America (finally!) begins to embrace alternative energy

The US needs bipartisan cooperation on climate-change legislation.

Well hallelujah!

Are we Americans at last awakening to the probability that unless we change our ways, at some uncertain time in the future, there will be an energy crisis?

Are we beginning to accept the evidence that some form of global warming is under way and it is the result of our own profligacy?

Are our politicians ready to take some of the politically hazardous steps toward solutions that may impact the pockets of average citizens?

There are signs that in the United States the whole problem of reliance on oil to fuel our cars and other needs, and the consequences of polluting the air with the residue, is beginning to stimulate at least serious discussion, and possibly action.

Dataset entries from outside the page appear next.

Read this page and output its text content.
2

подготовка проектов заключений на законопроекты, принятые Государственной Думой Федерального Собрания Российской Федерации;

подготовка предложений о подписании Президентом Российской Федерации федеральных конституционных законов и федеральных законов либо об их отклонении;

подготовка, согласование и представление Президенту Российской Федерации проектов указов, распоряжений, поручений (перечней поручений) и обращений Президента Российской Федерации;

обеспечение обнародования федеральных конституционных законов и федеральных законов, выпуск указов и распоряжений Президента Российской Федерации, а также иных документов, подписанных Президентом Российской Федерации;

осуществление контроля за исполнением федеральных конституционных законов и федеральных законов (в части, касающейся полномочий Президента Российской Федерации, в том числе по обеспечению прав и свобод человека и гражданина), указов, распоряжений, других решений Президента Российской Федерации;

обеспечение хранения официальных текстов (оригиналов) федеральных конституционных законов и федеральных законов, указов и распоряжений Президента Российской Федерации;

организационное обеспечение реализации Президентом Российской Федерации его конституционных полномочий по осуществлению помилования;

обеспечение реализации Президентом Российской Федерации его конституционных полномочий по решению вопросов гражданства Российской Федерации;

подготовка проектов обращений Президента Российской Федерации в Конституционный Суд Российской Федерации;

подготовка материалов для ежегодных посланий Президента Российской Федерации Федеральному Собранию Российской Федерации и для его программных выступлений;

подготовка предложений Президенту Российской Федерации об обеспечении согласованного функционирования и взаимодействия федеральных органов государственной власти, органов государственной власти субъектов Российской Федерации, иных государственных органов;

Democrats who have gained control of Congress are already taking some baby steps in a positive direction. Last week they successfully piloted through the House legislation that will roll back $14 billion in tax breaks for domestic oil producers, money which would then go for the development of alternative energy systems. The Senate is expected to sign on to the bill.

This column goes to press before President Bush delivers his State of the Union address to Congress Tuesday night, but White House aides have been dropping broad hints that the address would include significant moves on energy use.

If ever there was an issue on which, for the sake of future generations, Democrats and Republicans should find bipartisan cause, it is development of alternative fuels that would be less damaging to the environment.

There is disagreement over how much damage is being done and how much climate warming is actually caused by, say, the exhaust from gas-guzzling automobiles. But several years ago the United Nations' Intergovernmental Panel on Climate Change concluded that there was strong evidence that rising temperatures were caused in part by human activity. The New York Times reported last week that a new pending report by the organization will assert that it is more than 90 percent likely that global warming in the past half century has been caused by the release of carbon dioxide and other heat-trapping greenhouse gases.

There is documentary evidence that huge chunks of ice are dropping off arctic terrain, that land ranges for polar bears are getting smaller, and that all this over the years will result in rising ocean levels.

Scientists are like detectives, seeking clues to the meaning of unusual climate changes. For instance, it has been an unusually mild winter this year in western Russia. Temperatures have been some 13 degrees F. above normal. Last week, the Associated Press paraphrased the remarks of Sergei Gulev, a climate scientist at the Russian Academy of Sciences: "[G]lobal warming appears to be affecting how storms move across the North Atlantic, determining whether an arctic blast is pulled into Russia or whether gale-force winds and warmer air push in from the Atlantic." Mr. Gulev said that in the past, warmer winters usually occurred every 10 to 15 years, but now are happening every two or three years. "We can expect ... that this winter, the type we're having now, will be more and more frequent in the future," he said.

In his 2006 State of the Union address, Mr. Bush deplored America's "addiction to oil." He has expressed interest in hybrid cars and alternatives to gasoline-powered vehicles. But there has been no stomach for such drastic measures as have been called for by some, namely an additional gasoline tax of $1 or $2 a gallon, the proceeds of which would fund alternative energy research.

However, public interest has resumed, not only in alternative fuel for autos, but in wind, solar, and nuclear power for domestic purposes.

Now the Democrats have a head of steam up on the issue, and though there is no common position among Democrats and Republicans, nor even a common position within each political party itself, there is the possibility of serious discussion about moves that would start the US down the road to less reliance on oil.

Although foreign affairs, notably Iraq, have come to be a major issue in recent presidential elections, and are still likely to play a major role in the 2008 election, the issue of energy and global warming may also get attention. Two candidates, Republican Sen. John McCain of Arizona and Democratic Sen. Barack Obama of Illinois, are backing climate-change legislation.

This is an issue of national significance which calls for cooperation and should be elevated beyond partisan politics.

John Hughes, a former editor of the Monitor, is a professor of communications at Brigham Young University.